Whether passing down the knowledge from generation to generation, figuring it out with friends or simply letting the experts do what they do best, Beetle owners have no shortage of options when it comes to maintaining their wooden boats. And with each boat having an expected lifespan of 40 years, that’s a very good thing.
“The world has evolved, and it’s so much more complicated,” Bob says. “We’re tugged in so many different directions, and people are so stressed. The buzzword today is ‘mindfulness,’ but there’s nothing more mindful than sailing a Beetle Cat and just quietly listening to the water lap against the bow. You’re observing nature. Maybe it’s the poetic side of why Beetles are important to us.”
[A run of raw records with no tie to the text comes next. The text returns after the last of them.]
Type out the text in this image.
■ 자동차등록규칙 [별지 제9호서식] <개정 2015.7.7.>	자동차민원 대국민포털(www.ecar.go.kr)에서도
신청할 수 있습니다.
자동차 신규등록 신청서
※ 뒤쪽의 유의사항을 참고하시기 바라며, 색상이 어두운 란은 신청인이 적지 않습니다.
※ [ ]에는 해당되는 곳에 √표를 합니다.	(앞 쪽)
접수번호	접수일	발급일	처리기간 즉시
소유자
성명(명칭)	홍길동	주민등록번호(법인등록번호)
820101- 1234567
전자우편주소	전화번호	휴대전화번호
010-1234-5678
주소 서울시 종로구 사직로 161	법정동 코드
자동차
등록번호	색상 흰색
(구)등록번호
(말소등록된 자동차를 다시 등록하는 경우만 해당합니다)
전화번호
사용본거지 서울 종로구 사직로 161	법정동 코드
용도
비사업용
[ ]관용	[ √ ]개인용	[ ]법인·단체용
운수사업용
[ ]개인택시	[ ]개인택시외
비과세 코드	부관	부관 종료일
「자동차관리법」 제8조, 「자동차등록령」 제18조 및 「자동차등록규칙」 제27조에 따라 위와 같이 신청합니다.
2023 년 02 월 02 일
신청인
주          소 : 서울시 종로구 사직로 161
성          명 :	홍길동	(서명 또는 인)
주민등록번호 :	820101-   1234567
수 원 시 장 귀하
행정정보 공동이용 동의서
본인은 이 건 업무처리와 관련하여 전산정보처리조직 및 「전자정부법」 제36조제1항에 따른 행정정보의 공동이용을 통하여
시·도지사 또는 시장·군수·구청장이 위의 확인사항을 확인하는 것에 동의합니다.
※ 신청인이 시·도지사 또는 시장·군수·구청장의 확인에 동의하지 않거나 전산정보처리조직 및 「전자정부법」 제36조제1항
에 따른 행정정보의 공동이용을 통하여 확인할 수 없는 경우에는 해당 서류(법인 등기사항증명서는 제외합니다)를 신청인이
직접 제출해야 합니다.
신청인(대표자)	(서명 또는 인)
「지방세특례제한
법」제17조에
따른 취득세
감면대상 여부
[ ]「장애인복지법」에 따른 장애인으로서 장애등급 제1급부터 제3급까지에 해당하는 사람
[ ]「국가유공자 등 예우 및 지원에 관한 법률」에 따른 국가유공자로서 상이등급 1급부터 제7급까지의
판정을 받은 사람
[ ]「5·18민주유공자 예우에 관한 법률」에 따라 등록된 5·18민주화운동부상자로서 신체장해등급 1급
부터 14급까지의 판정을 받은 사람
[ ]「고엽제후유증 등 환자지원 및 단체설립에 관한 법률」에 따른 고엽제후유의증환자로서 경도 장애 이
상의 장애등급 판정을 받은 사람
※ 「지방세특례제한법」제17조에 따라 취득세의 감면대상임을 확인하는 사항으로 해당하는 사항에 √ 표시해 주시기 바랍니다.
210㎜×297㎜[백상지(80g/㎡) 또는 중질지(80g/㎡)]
There’s a nostalgia with which these sailors all talk about their Beetles. They’re never just talking about this Wednesday night’s race or this weekend’s plans. It’s always superimposed with every past summer and every loved one who’s already gone or yet to come. When combined with decades of history and the craft of maintaining these boats, it’s clear that this community has captured something timeless and magical.
100 Years in Brief
Like many of New England’s best sailing yarns, this story begins with whaling. Through the 1800s, money was flowing into Nantucket and New Bedford in the form of whale oil, and the enterprising James Beetle was determined to get his share by building boats—over 1,000 of them in the course his 20-year career. Along the way he also developed an assembly line process by which a prefab, 28ft combination rowing-and-sailing boat could be made and delivered in just 48 hours. Many of the boats ended up on the Charles W. Morgan, the last whaling ship to sail out of New Bedford and America’s oldest commercial ship still afloat.
By the early 1900s, steam was in and sails were out for commercial seafaring, and James’s son John knew it was time for the family business to shift gears in order to keep up with the times. He built the first Beetle Cat in 1921, after designing it for the children of the Beetle family. In no time, the assembly line was crafting scores of them. “It took off like a house afire,” says current company owner, Bill Womack. “Young people at the Duxbury Yacht Club had a fleet up there as early as 1924.”
The Beetle Cat had numerous selling points that made it a perfect starter boat for children. A wide beam and shallow draft made it difficult to tip but easy to navigate among New England’s sandbars and rocky seabeds. They are entirely wooden and virtually unsinkable. A proclivity for weather helm kept even the most absent-minded children out of too much trouble, and simple rigging made learning easy.
Upon John’s death in 1928, the business passed to his brother, Charlie. It remained very much a family affair as Charlie hired his son-in-law, John Baumann, as builder and niece, Ruth, as bookkeeper. Both Charlie and John passed in 1936, leaving Ruth in charge. Though a school teacher by trade, she successfully managed the family business and ran the shop until WWII broke out and production was forced to go on hiatus.
After the war, Concordia bought the business from the Beetle family. “The economy was kicking off, and yacht clubs, sailing clubs, youth groups, they all were looking for a boat that they could teach sailing in,” Womack says. “The assembly-line fashion made it so that Concordia was the only company that could produce the number of boats needed for every kid to sail in an identical boat.”
Leo Telesmanick, who’d worked for the Beetle family’s shop since he was 15 in 1930, was put in charge of building the boat at Concordia, and he continued to do so until his retirement in 1983. Ten years later, Concordia sold the rights to Charlie York who built the boats for another ten years before selling the rights to Womack in 2003. “If it survived the past 20 years, it’ll survive the next 100 years. As long as you can find someone to keep building them, they’ll survive,” he says.